Il faudrait environ 25 praticiens dans les vallées pour un bon équilibre

« Bien organisés, avec des maisons et centres de santé, on retrouverait une couverture cohérente du territoire ». Un objectif atteignable, à l’image de la Roya qui dispose d’une ‘communauté professionnelle’ de soins répondant aux urgences et en lien avec l’hôpital de proximité (Menton).

« C’est cet exemple qu’il faut dupliquer dans les autres vallées » analyse le conseiller santé. Les maisons de santé existent déjà, construites par l’Etat en relation avec les collectivités locales. A Puget-Théniers, le nouveau Centre de santé financé par le Département fonctionne avec des médecins salariés et attire d’autres catégories professionnelles (kinés, orthodontistes, osthéopathes, etc.) qui sont déchargés du travail administratif et peuvent se consacrer à la pratique de leur art. Il y a donc beaucoup possibilités, les seules qui ont donné un résultat médiocre étant les initiatives locales de mairies isolées qui, dans l’urgence, ont voulu bien faire mais sont tombées à côté.

Téléconsultations, cabines connectées...

Les médecins de nos territoires bénéficieront du virage numérique « même si rien ne remplace la ressources humaine » rappelle le professeur Piche. Il préconise une stratégie par vallée, en lien avec les hôpitaux de proximité (Nice, Menton, Antibes etc.) et même avec les établissements spécialisés comme Arnault Tzanck, Lacassagne, etc.
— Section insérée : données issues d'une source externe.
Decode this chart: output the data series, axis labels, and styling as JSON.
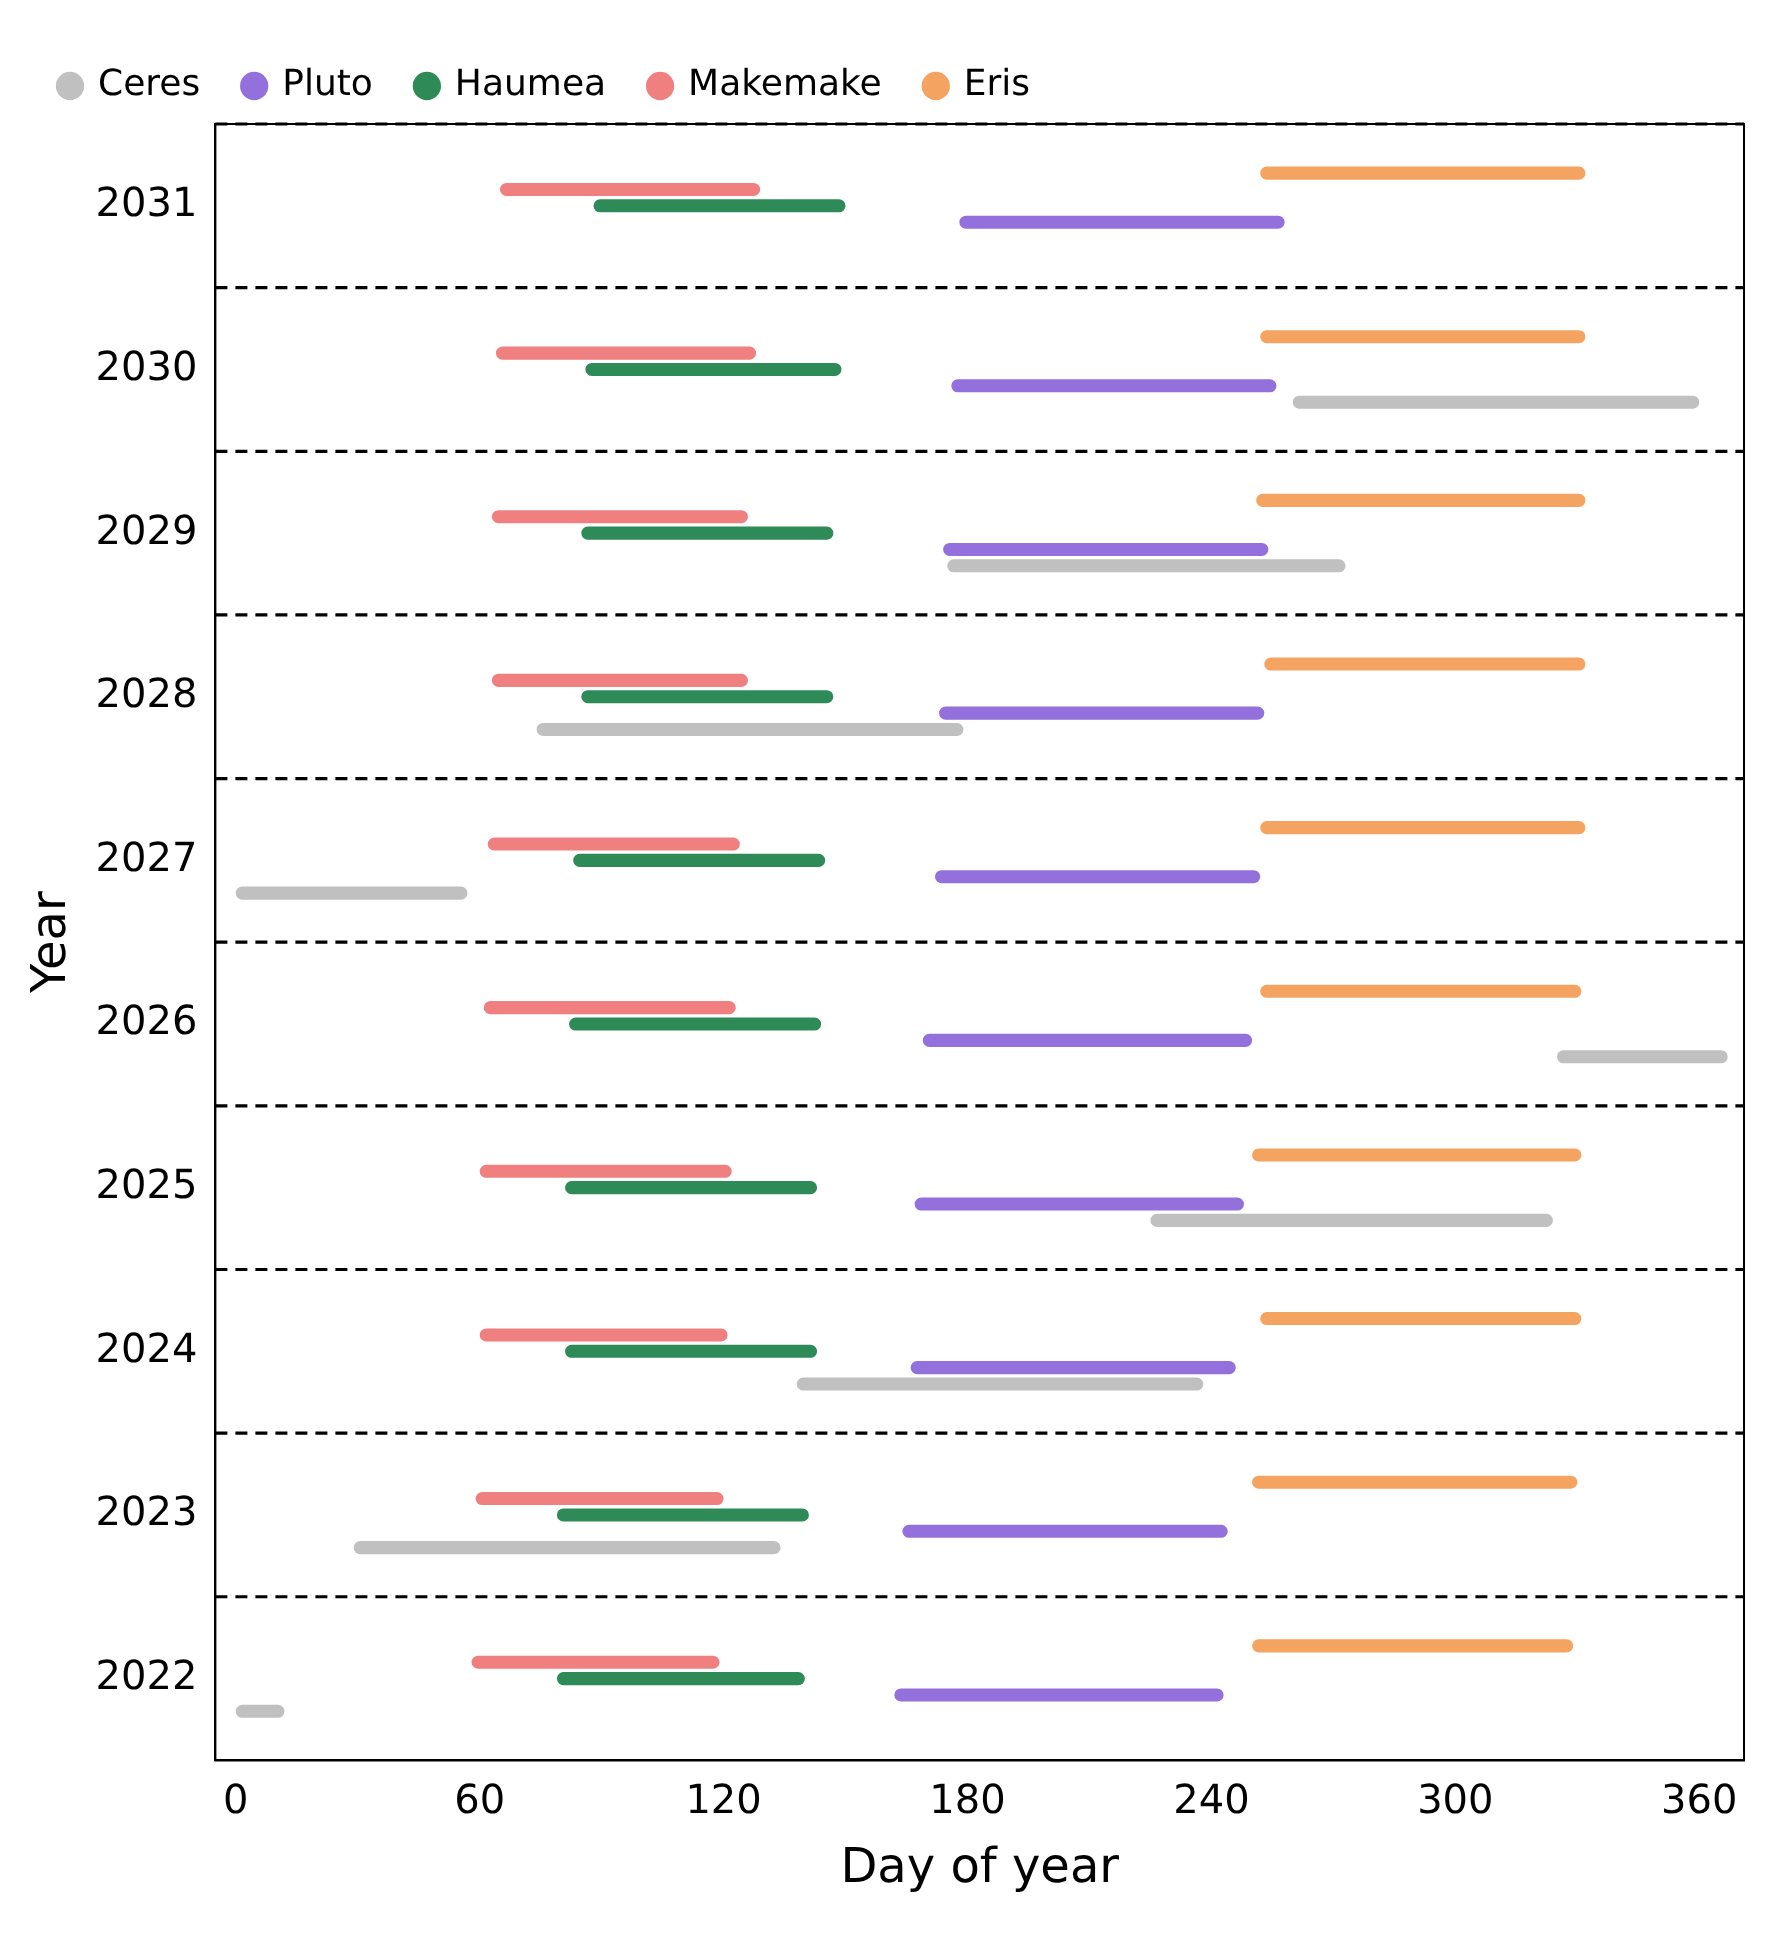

Tout est envisageable à défaut d’être possible : par exemple, comme nos voisins des AHP, le Département maralpin envisage la mise en service d’un bus connecté qui pourrait aller dans les villages isolés avec une infirmière de compétence médicale avancée pour les bobos du quotidien, voire pour les dépistages du cancer du sein. Un projet séduisant, mais qui se heurte à une difficulté : de grande taille, le bus ne peut pas « passer » partout sur nos petites routes sinueuses. Le projet n’est pas abandonné, il est en phase de mûrissement et montre à quel point toutes les pistes sont envisagées pour réduire une fracture médicale intolérable au 21ème siècle entre les habitants des villes et les habitants des « champs ».